Итак, Киевская Русь к 987 году окончательно вышла из затяжного десятилетнего кризиса. Византия же не только в этом кризисе оставалась – она находилась в его эпицентре. И в лице императоров Василия и Константина она вынуждена была просить о помощи. Прибытие византийских послов, о которых Лев Диакон или Михаил Псел не упоминают, поскольку в их восприятии это было связано с недопустимым унижением достоинства империи, а для Нестора – несущественно в пространстве его концепции, состоялось на стыке весны и лета 987 года. К этому времени Владимир Святославич смог укрепиться во власти, избавиться от опеки окраин и обрести авторитет – он с максимальной пользой и эффективностью для себя и для страны использовал те годы, которые Василий II, его византийский коллега, растратил в интригах и попытках удовлетворения своего тщеславия. Элита Киевской Руси видела в своем великом князе безусловного лидера. Обратим внимание: Владимир Святославич добился этого не террором, не сталкиванием друг с другом противоборствующих сторон, не раскрепощая страсти в надежде играть на человеческих пороках! Он добился этого рассудочной осторожностью, выявлением целесообразностей для всех уделов и сословий, нахождением баланса интересов и созданием ощущения защищенности и уверенности, что завтрашний день будет не хуже нынешнего. На примере усмирения мятежных радимичей видно, что Владимир Святославич благоразумно держался в стороне от тех случаев, когда невозможно было избежать, хоть и умеренных, репрессий. На примере волынян становится понятно, что князь отнюдь не склонен акцентировать концепцию завоевания «ради умножения славы и величия», выдвигая на первый план концепцию «защиты традиций», выступая гарантом такой защиты. Можно сказать, что имея, в сравнении с Василием II, куда менее благоприятные исходные позиции (вчерашний изгой, робичич, правитель в дальнем окраинном уделе с нехорошей репутацией, полное отсутствие поддержки в киевской элите), Владимир Святославич добился такого политического качества, о каком византийскому императору оставалось только мечтать.

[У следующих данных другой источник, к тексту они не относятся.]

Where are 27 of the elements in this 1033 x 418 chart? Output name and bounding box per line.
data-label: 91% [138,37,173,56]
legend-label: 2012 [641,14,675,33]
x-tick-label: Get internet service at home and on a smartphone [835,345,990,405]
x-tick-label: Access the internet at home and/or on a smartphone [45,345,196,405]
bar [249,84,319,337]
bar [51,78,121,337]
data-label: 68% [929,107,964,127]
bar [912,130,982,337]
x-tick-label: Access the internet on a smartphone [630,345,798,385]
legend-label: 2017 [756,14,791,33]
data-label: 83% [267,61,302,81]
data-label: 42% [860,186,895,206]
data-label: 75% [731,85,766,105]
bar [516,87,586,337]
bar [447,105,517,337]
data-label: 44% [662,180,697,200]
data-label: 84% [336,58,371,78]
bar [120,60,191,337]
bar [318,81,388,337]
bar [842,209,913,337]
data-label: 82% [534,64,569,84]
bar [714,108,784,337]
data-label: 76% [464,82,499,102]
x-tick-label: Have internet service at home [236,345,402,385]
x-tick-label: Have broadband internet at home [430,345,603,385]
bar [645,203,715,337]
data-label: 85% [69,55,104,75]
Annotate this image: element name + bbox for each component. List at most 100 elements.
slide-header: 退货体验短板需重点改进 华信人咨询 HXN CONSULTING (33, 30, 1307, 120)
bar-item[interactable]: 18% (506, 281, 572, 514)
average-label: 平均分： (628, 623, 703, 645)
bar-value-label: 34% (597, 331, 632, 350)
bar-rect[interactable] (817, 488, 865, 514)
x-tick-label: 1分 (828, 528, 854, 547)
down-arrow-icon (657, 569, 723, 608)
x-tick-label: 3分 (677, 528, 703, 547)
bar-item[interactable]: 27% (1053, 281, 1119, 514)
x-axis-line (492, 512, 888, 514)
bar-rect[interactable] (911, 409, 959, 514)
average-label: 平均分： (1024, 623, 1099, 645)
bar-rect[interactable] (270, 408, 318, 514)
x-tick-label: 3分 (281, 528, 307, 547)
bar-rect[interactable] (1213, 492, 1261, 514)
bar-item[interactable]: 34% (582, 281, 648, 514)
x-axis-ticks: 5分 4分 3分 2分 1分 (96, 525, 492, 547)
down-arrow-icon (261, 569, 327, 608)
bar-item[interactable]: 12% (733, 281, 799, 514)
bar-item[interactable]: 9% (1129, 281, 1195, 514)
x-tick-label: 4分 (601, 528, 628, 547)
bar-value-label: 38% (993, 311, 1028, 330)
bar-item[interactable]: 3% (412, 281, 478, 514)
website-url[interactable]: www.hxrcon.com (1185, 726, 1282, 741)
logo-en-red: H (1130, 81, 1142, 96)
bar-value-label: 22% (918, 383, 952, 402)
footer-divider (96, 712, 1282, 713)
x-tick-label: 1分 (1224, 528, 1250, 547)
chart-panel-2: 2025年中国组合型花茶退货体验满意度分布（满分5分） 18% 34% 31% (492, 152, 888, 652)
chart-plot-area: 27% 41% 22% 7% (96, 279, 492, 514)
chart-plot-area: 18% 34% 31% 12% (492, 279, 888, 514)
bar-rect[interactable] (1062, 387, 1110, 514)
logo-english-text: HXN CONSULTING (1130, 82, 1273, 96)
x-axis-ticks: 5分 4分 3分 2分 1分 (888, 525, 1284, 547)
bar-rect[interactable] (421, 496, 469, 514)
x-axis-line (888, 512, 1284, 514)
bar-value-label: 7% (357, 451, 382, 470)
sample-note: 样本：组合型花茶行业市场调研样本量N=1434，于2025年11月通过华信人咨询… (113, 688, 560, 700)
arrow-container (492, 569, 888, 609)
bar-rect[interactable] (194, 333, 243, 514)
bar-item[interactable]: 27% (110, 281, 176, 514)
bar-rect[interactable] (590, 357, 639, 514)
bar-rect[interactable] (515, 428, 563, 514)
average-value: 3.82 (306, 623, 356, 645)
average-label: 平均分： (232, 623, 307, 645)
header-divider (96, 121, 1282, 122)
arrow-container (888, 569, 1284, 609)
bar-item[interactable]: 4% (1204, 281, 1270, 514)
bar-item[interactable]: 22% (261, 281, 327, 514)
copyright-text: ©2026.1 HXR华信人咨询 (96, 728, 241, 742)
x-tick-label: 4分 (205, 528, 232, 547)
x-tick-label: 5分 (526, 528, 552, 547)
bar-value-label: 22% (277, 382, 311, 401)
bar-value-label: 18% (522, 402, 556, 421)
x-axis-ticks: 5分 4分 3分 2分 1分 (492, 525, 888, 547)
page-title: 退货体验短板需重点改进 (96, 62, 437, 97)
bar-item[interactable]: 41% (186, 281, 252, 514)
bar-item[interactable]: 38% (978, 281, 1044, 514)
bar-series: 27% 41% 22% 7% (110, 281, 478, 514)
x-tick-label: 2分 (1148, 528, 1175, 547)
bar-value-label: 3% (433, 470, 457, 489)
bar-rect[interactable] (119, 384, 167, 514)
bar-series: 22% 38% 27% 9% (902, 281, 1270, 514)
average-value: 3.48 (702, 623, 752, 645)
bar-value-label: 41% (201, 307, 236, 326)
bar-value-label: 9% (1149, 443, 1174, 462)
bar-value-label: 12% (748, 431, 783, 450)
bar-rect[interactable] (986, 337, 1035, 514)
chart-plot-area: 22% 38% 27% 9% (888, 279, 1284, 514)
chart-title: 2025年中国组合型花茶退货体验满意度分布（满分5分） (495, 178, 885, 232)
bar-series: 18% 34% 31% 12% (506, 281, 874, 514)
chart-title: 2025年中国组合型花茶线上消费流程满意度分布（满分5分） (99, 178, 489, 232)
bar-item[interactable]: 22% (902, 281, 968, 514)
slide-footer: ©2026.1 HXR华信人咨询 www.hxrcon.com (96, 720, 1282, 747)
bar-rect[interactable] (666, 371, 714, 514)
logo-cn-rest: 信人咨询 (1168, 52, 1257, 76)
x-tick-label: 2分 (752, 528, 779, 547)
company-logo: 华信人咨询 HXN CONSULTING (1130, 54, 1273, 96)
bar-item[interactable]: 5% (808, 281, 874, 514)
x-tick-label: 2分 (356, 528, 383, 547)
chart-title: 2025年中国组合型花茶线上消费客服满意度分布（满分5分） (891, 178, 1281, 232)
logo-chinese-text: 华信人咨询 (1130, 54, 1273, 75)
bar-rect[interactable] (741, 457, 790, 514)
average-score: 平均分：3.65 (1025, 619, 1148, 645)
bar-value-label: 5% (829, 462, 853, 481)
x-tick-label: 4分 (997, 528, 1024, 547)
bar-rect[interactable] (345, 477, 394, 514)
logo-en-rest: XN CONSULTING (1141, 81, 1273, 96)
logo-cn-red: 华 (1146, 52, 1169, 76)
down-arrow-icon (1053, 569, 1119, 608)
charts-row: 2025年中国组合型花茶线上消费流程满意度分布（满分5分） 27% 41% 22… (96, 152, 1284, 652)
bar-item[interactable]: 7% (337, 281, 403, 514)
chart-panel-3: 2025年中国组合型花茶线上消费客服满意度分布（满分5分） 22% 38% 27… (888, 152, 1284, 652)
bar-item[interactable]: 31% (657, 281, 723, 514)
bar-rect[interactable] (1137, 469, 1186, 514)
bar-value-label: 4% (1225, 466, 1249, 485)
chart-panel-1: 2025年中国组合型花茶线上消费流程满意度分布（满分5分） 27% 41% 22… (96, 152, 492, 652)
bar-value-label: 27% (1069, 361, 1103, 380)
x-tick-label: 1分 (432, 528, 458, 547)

Из содержания несторовой летописи очевиден стиль Владимира Святославича во внутренней политике и, в том числе, в вопросе «выбора веры». Он ничего не декларирует, не требует и ни на чем не настаивает. Он ставит вопросы, вызывает к беседе, провоцирует к мысли, не раскрывая до времени своих позиций, он косвенными мерами подталкивает всех в нужном направлении. Он, как опытный садовник, ждет, когда плод созреет, ждет, когда посеянные зерна дадут всходы и когда не он, а кто-то, выражая общее мнение, произнесет: «Если бы плох был закон греческий, то не приняла бы его бабка твоя Ольга, а была она мудрейшей из всех людей». И выходит так, что, принимая «греческий закон» (т. е. православие), князь Владимир Святославич становится продолжателем ее дела и, кстати, через это окончательно обретает легитимацию в общем мнении. И принятие «греческого закона» (т. е. православия) осуществляется не через силу, не через террор, а как бы по общему мнению, так что остается только задать вопрос: «Где примем крещение?». Потому, что вопрос о том, «примем» или «не примем», отпадает сам собой.
Византийские послы прибыли – о чем, конечно, менее всего подозревали – именно тогда, когда вопрос о крещении Руси созрел и осталось только вслух произнести решение. И поскольку столь же сам собою решился вопрос о том, чтобы принимать именно восточную ипостась христианства, то византийским послам отказать было невозможно. Однако, это вовсе не означает, что в тот момент Владимир Святославич перестал быть политиком, тем более таким, который продолжает дело своей бабки.